[nerdponx]

You take a random sample of 1,000 white men between the ages of 45 and 55, who have lived in New England for at least 10 years, with no known history of heart disease. Your randomly split them in half. You give half of them a supplement to take every day for 12 months, and you give the other half a placebo. If the number of heart attacks in the placebo sample is greater than in the treatment sample, you have some believable evidence that the supplement can help prevent unexpected heart attacks, at least in white men in their 40s and 50s.

The idea is that you've controlled for just about every factor that could affect the rate of unexpected heart attacks, or those factors are evenly distributed throughout both samples because you were careful to sample randomly. Therefore, if there is a difference between the groups, on average, it must be because of the treatment that you introduced to one group and not the other.
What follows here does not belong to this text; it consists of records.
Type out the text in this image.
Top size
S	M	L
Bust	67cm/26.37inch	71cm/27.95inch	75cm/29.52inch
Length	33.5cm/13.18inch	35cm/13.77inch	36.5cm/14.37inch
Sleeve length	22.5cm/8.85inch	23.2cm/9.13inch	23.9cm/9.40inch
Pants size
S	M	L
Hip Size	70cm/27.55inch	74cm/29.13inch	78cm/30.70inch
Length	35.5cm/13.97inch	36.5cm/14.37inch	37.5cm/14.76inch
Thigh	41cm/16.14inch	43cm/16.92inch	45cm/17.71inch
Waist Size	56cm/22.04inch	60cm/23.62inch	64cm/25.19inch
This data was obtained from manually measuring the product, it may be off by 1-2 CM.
I'm hand-waving, of course, and I'm sure there are medical researchers out there who will read my study design and laugh at how badly controlled it is. But that should give you the general picture of one comon method used to perform "causal" analysis.

[notafraudster]

Great example. In the design you propose, in expectation, you would have an unbiased causal inference. We would probably want to check for pre-treatment balance between groups to make sure that stochastic (chance) imbalance did not emerge even though the process itself is good. I don't know anything about heart attacks so I don't have the subject matter knowledge here, but imagine that smoking causes heart attacks. If that's the case, although your design should not cause the presence of smokers among treated and control units to systematically vary, maybe it did by chance. We'd want to assess balance. Same with any other potential confounders.

Another technique we might use is a blocked (or stratified) random sample. Knowing that there will be both smokers and non-smokers, we recruit two separate samples, and randomize treatment assignment within each. This ensures that smoking status does not predict treatment assignment and guards against some potential threat from overall randomization.

We could also mitigate the imbalance that does exist by doing a matched analysis, where each treated unit is paired with a control unit that looks most like him (some control units are reused). Or we could match on propensity scores. Or we could weight on inverse propensity weights. Or we could weight using covariate balancing. Or...

My point in doing this info dump is to a) back up nerdponx's example, which is great and b) illustrate how there's a lot to learn about how statisticians have taken the problem of causal analysis seriously and developed techniques appropriate for answering causal questions.

People in the CS side of things tend to use Pearl's DAGS for conceptualizing this stuff. I'm in the stats/econ side of things so I use Neyman-Rubin. They're equivalent. Allow me to suggest Rubin and Imbens - Causal Inference for Statistics, Social and Biomedical Sciences as a good textbook that we assign to graduate students learning this stuff. Some of my students tell me the "Causal Inference Mixtape" is popular among people who want less statistical theory and more "what should I do as a practitioner". A virtue of both the resources I just mentioned is that they discuss not just experimental designs but also observational data studies, like the one the original post would have wanted to conduct.